Un champ privilégié pour l’observation des rêveries ontologiques restant néanmoins les œuvres de l’art et surtout de la poésie, celle-ci le ferment qui travaille en secret les grandes inventions de l’architecture et de la peinture, et souvent aussi de la musique. La poésie dont la définition la plus radicale doit à mon sens – l’essai sur Mélancolie, folie, génie, poésie en fait l’hypothèse – inclure une relation irréductiblement ambiguë entre une volonté de présence, c’est-à-dire d’adhésion profonde, sans retour, à ce qui existe ici, maintenant, dans notre finitude essentielle, et le rêve « gnostique » d’une réalité supérieure, de mondes dont les mots et la musique des mots aident bien dangereusement à imaginer la figure.

Tout poète se divise, se déchire, entre ce vœu d’incarnation et ces rêves d’excarnation. Entre l’intuition lucide et directe de ce qui est authentiquement réel, le vécu ici, maintenant, et l’imaginaire métaphysique. Face à l’unicité foncière de cette grande intuition et de son fondamental réalisme, cet imaginaire se différenciant d’une façon infinie qui assure aux œuvres leur diversité de fait dans l’histoire des sociétés.

L’imaginaire de Gérard de Nerval, qui en est débordant, est ainsi à cent lieues, dans un ciel de nuées et de lumières, de celui de Mallarmé, qui prétendrait qu’il n’y consent absolument pas mais en fait s’y est adonné tout autant qu’un autre : j’ai essayé en tout cas d’en faire la preuve en évoquant chez lui la « hantise du ptyx ».

On gagnerait beaucoup, me semble-t-il, à revivre l’histoire de la poésie au moyen des structures de l’imaginaire métaphysique, qui s’apparentent à celles que décrivent la phénoménologie ou l’histoire des religions mais sont souvent plus complexes et même plus riches, dans la mesure où elles naissent plus près de la personne particulière, celle-ci cette fois non intimidée, non mutilée ; et ne sont pas, aussi bien, des formes arrêtées, fossilisées par des dogmes, mais des représentations vives, en perpétuelle métamorphose. On gagnerait à cette attention – à cette sympathie – de comprendre le devenir de la poésie à travers les siècles, l’histoire du poétique étant dans une large mesure le débat qu’à ce niveau caché mais qu’ils savent bien les poètes poursuivent sur les façons dont ce qui est pourrait être plus que ce qu’il leur paraît être.

Je voudrais bien, quant à moi, comprendre ce qui a lieu quand j’écris avec le souci du poème.
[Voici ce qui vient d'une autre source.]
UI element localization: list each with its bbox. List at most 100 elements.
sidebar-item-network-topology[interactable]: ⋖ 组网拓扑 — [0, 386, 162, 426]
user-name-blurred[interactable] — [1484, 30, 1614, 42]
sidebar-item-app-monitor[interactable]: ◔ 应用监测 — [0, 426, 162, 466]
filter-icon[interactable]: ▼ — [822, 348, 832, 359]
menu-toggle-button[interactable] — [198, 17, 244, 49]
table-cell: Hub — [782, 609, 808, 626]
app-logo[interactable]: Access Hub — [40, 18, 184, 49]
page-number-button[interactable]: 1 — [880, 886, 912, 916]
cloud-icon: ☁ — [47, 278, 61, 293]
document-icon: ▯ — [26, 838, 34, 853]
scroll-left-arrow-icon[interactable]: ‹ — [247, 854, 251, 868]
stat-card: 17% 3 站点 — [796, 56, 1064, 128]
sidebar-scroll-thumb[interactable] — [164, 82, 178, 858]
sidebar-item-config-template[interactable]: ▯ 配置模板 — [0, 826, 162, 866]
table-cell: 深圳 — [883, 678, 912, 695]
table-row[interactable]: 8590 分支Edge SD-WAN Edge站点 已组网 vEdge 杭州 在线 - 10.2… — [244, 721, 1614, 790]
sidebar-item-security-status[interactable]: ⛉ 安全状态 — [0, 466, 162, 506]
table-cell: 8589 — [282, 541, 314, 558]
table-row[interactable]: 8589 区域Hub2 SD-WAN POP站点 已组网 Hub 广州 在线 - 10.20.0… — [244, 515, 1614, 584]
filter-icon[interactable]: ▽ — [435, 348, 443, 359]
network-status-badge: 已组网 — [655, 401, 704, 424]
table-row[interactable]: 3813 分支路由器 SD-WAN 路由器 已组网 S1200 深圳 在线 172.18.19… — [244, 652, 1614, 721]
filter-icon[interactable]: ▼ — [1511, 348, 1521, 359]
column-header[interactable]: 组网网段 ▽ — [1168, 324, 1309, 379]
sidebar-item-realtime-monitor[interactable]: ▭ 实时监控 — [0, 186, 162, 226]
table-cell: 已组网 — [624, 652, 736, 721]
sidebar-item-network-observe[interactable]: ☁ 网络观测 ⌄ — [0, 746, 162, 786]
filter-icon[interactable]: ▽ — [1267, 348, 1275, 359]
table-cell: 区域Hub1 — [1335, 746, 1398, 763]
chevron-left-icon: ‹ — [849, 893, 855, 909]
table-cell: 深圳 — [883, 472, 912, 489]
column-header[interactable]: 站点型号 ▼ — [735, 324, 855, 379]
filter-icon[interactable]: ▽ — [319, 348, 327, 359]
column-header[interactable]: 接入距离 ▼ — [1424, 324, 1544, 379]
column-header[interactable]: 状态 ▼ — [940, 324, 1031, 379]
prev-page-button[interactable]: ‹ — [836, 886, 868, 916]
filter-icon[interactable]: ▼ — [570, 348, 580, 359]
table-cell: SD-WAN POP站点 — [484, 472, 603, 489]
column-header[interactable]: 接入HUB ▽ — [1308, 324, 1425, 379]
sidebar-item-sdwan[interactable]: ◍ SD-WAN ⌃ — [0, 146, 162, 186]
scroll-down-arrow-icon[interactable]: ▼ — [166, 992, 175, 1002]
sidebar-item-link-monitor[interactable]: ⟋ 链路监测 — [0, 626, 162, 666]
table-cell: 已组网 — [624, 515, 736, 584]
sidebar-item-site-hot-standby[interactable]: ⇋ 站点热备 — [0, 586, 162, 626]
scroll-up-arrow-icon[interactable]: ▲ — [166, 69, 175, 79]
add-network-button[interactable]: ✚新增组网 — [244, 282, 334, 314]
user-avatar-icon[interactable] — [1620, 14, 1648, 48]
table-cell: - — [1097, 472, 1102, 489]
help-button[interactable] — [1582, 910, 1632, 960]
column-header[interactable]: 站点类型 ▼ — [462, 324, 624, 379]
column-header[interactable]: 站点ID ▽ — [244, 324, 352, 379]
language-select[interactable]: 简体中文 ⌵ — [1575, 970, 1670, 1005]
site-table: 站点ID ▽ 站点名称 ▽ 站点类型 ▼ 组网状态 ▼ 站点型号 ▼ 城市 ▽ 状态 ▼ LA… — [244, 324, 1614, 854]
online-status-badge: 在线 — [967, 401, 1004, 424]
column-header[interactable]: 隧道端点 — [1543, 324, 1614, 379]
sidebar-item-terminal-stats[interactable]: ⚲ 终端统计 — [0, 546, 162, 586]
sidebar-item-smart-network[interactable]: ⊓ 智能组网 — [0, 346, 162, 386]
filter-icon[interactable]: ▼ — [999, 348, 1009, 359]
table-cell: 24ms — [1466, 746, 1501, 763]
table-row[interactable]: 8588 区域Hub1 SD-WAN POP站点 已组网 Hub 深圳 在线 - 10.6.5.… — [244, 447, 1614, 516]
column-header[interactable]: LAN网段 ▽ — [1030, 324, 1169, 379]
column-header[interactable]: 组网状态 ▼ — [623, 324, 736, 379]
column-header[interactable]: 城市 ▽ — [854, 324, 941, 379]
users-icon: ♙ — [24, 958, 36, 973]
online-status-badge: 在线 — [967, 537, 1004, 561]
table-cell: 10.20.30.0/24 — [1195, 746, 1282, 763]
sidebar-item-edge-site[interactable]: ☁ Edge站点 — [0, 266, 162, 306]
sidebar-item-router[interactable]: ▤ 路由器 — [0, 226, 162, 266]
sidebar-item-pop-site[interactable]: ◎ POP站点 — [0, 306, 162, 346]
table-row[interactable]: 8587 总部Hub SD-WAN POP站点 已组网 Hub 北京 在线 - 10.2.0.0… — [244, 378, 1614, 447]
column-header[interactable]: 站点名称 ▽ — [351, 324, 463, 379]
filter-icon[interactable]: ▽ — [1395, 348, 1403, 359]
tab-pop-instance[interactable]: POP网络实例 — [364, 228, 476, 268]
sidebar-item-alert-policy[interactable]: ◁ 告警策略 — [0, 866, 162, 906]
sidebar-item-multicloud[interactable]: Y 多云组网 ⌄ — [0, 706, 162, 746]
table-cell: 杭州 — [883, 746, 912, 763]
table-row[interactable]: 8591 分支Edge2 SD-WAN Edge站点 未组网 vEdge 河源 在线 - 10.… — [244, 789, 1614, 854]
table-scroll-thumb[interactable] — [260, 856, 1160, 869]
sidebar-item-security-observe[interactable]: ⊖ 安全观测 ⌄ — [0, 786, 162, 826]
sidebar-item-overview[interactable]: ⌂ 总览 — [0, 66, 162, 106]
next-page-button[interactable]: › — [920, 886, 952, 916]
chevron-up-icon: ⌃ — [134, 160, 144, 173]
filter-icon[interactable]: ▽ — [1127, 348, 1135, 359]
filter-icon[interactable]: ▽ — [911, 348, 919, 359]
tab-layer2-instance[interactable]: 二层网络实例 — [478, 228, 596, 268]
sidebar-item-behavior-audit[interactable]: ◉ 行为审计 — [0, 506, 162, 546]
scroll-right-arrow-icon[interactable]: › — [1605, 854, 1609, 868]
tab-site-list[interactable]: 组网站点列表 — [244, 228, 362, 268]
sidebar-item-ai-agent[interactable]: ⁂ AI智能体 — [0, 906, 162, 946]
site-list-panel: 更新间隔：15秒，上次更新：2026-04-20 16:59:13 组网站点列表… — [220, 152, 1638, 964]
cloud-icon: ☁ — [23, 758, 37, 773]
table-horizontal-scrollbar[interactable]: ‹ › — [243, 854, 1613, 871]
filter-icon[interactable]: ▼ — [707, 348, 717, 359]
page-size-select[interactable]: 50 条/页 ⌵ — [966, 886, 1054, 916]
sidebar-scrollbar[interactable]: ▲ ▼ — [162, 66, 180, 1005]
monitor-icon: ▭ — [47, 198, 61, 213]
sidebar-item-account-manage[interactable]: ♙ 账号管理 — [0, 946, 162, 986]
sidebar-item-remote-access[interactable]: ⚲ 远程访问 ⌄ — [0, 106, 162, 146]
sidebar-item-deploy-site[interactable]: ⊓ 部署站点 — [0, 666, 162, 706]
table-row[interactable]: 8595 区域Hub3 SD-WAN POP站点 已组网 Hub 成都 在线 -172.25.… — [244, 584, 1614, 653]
Comprendre, je l’ai toujours désiré, je le désire plus que jamais, et c’est pourquoi je me suis livré aux diverses enquêtes que l’on trouvera dans ce livre. Celui-ci est-il susceptible d’inciter, dans la rencontre des œuvres, à plus de considération de cet autre niveau – cette fois dans simplement l’écriture – où l’expérience des choses et des êtres se clive, chez le poète, entre le réel et l’imaginaire, entre l’imaginaire simple et l’imaginaire métaphysique, entre l’affection qui va au proche, en son absolu, et les fantasmes labyrinthiques ? J’en serais alors satisfait, je ne demanderais rien de plus, comme disent rituellement les auteurs qui se risquent à ajouter une préface à leurs livres.